Cagliari, molluschi non tracciati in vendita: maxi multa a un ambulante e sequestro
Sequestro di molluschi non tracciati a Cagliari, blitz della Guardia costiera in un mercato all’aperto
Sequestro di molluschi non tracciati a Cagliari. Durante un controllo programmato in un mercato all’aperto cittadino, gli ispettori della Guardia Costiera hanno fermato un venditore ambulante che proponeva molluschi bivalvi e confezioni di bottarga sottovuoto privi di qualsiasi indicazione di origine e tracciabilità. L’operazione ha permesso di individuare e bloccare un’attività che metteva a rischio la sicurezza alimentare dei consumatori.
Gli agenti hanno verificato i prodotti esposti e hanno scoperto che l’ambulante non possedeva alcuna documentazione che attestasse la provenienza della merce.

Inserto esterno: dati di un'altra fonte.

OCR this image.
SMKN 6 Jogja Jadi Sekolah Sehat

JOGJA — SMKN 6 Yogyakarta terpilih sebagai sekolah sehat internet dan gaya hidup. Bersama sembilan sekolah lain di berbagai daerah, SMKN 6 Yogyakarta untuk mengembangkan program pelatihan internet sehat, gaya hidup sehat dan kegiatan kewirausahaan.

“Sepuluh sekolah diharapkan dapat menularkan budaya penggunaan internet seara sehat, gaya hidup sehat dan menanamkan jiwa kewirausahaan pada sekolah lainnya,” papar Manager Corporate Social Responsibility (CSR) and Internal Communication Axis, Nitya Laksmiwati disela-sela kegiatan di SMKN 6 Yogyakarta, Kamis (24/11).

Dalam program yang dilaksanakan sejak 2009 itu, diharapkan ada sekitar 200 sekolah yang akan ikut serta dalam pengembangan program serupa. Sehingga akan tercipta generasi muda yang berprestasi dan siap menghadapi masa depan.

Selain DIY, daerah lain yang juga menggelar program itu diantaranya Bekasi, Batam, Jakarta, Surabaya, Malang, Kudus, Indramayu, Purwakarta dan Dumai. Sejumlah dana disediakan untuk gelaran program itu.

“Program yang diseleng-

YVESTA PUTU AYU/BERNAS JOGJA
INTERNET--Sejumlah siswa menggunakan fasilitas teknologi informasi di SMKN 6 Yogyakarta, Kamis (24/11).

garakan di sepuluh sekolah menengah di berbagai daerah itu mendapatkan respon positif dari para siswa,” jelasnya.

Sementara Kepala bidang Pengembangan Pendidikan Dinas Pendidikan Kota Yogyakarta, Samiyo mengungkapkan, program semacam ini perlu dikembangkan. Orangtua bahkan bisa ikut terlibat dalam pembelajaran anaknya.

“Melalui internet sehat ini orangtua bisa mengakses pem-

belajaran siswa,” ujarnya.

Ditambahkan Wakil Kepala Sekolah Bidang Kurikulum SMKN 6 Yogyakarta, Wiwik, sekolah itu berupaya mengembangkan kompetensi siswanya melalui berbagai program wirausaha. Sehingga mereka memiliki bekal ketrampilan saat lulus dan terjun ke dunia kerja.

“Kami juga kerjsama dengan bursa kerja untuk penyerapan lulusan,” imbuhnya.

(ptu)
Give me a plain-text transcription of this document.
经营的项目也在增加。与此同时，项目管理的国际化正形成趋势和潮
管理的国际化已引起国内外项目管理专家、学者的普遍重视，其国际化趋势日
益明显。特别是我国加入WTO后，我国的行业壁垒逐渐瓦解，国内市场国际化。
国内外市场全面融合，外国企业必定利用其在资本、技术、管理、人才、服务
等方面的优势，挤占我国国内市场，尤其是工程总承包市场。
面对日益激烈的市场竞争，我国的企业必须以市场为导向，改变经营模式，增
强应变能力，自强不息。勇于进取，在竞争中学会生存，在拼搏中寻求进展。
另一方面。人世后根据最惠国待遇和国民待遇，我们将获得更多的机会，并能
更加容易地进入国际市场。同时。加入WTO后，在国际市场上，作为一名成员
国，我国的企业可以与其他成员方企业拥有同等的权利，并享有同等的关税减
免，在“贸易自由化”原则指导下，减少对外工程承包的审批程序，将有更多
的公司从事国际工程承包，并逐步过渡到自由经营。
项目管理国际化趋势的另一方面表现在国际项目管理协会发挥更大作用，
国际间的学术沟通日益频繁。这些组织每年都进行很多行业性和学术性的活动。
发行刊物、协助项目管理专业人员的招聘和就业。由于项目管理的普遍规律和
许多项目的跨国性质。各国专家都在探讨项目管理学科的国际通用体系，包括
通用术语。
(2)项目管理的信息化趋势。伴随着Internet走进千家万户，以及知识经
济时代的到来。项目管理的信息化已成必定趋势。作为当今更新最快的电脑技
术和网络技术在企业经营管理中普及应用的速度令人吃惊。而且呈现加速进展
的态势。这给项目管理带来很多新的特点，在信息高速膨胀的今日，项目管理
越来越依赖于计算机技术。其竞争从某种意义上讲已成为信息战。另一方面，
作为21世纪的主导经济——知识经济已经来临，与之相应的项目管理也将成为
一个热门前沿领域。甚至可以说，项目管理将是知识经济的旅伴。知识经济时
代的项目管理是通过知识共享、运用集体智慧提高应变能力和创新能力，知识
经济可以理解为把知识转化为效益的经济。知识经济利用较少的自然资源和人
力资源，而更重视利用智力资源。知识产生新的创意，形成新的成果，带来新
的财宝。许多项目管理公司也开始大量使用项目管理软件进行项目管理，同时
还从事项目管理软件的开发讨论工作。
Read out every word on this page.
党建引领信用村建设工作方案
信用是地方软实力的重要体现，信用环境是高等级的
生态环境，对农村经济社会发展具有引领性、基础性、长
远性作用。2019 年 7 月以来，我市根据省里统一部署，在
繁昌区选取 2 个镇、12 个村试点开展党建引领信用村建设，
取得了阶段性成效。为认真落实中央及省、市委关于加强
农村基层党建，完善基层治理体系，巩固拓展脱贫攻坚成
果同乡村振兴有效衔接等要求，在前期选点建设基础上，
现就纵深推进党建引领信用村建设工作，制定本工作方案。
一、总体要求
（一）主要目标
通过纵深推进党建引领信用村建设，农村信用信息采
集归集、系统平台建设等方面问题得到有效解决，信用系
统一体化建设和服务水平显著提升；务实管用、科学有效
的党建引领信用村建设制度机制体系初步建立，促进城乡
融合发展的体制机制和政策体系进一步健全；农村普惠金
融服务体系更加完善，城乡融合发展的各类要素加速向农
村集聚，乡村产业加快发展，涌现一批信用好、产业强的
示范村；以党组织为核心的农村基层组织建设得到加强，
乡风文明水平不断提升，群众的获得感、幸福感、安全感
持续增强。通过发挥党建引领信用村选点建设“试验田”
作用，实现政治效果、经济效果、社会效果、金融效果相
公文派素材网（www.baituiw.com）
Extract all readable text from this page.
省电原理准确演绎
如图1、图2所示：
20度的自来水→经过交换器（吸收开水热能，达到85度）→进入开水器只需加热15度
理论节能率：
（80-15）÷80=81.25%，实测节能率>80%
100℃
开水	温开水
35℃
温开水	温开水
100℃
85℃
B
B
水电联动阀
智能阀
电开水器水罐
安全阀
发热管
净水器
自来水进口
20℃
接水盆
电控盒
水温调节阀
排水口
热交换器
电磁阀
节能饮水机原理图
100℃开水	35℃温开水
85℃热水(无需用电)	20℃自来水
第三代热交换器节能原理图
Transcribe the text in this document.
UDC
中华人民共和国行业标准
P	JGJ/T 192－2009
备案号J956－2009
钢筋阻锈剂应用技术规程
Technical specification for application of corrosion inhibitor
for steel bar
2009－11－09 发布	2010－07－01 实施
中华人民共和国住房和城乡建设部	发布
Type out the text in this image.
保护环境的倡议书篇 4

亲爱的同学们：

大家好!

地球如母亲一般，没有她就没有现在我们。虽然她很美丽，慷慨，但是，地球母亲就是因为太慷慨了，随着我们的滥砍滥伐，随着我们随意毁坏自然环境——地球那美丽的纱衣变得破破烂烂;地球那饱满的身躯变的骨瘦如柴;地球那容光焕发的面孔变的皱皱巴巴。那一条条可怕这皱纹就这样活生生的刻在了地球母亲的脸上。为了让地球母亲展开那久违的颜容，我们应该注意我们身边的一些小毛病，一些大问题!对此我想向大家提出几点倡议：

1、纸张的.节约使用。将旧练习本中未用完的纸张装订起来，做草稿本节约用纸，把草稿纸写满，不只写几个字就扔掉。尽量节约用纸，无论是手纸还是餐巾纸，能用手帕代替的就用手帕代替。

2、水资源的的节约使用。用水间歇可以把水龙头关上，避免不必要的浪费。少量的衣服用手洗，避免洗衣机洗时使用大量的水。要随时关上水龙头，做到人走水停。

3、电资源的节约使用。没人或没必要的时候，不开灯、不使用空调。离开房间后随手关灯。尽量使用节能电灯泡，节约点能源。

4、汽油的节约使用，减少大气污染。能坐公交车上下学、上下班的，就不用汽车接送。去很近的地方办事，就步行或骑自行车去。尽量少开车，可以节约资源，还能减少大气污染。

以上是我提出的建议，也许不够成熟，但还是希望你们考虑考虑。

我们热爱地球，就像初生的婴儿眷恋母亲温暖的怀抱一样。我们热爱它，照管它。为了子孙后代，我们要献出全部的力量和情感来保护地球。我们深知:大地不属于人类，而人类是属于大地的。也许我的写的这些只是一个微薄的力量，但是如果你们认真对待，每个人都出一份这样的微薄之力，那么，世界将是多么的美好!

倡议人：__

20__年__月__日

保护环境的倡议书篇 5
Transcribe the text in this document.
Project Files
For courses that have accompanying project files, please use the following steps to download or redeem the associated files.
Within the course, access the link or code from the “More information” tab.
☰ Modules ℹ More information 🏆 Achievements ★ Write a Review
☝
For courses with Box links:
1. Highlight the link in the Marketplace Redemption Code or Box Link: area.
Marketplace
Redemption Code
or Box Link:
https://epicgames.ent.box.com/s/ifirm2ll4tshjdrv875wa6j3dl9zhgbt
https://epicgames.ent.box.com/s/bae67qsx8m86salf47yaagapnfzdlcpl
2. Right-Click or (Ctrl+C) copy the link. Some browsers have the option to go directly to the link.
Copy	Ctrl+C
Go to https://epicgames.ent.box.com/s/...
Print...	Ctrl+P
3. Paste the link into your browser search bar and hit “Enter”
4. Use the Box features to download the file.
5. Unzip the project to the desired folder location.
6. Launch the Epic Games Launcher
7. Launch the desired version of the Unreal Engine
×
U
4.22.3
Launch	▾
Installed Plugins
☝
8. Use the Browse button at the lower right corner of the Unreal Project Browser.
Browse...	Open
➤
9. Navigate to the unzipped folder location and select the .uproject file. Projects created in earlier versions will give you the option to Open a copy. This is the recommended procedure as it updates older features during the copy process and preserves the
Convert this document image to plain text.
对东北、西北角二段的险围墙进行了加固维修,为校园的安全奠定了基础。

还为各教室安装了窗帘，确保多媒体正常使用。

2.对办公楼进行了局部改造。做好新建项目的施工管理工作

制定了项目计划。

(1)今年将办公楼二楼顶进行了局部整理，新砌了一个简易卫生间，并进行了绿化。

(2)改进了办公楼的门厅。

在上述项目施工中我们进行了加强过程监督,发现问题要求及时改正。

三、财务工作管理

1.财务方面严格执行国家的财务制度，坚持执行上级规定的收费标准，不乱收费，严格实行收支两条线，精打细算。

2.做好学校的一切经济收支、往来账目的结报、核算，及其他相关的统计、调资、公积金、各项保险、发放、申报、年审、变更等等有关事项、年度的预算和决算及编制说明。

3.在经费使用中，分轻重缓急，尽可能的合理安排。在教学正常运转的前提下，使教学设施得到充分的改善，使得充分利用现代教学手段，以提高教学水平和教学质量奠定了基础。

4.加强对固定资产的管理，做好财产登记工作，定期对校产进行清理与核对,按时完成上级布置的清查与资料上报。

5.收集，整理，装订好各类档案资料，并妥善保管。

I molluschi, circa sette chilogrammi, e le confezioni di bottarga non riportavano etichette né elementi di rintracciabilità. Questo dettaglio, secondo la normativa vigente, rappresenta una violazione grave in materia di igiene e sicurezza alimentare.
Il sequestro
Le autorità hanno immediatamente disposto il sequestro del prodotto e hanno applicato all’ambulante una sanzione amministrativa di tremila euro. La merce sequestrata verrà avviata a smaltimento, per evitare che possa raggiungere le tavole dei consumatori senza alcuna garanzia sanitaria.
L’episodio sottolinea l’importanza dei controlli costanti nelle aree di vendita al dettaglio, in particolare nei mercati all’aperto dove la tracciabilità dei prodotti deperibili rappresenta un requisito indispensabile. La vendita di alimenti privi di certificazioni non solo viola la legge, ma può comportare gravi rischi per la salute pubblica, soprattutto quando si tratta di prodotti ittici come molluschi e bottarga, che necessitano di specifiche condizioni di conservazione e commercializzazione.
Le autorità locali ribadiscono la volontà di intensificare le verifiche sul territorio per garantire standard di sicurezza elevati e tutelare i cittadini. Allo stesso tempo, invitano i consumatori a prestare attenzione alle etichette e a segnalare eventuali anomalie alle forze dell’ordine.
Il sequestro dei molluschi non tracciati e della bottarga rappresenta un ulteriore passo verso la lotta contro la vendita abusiva e la tutela della salute collettiva.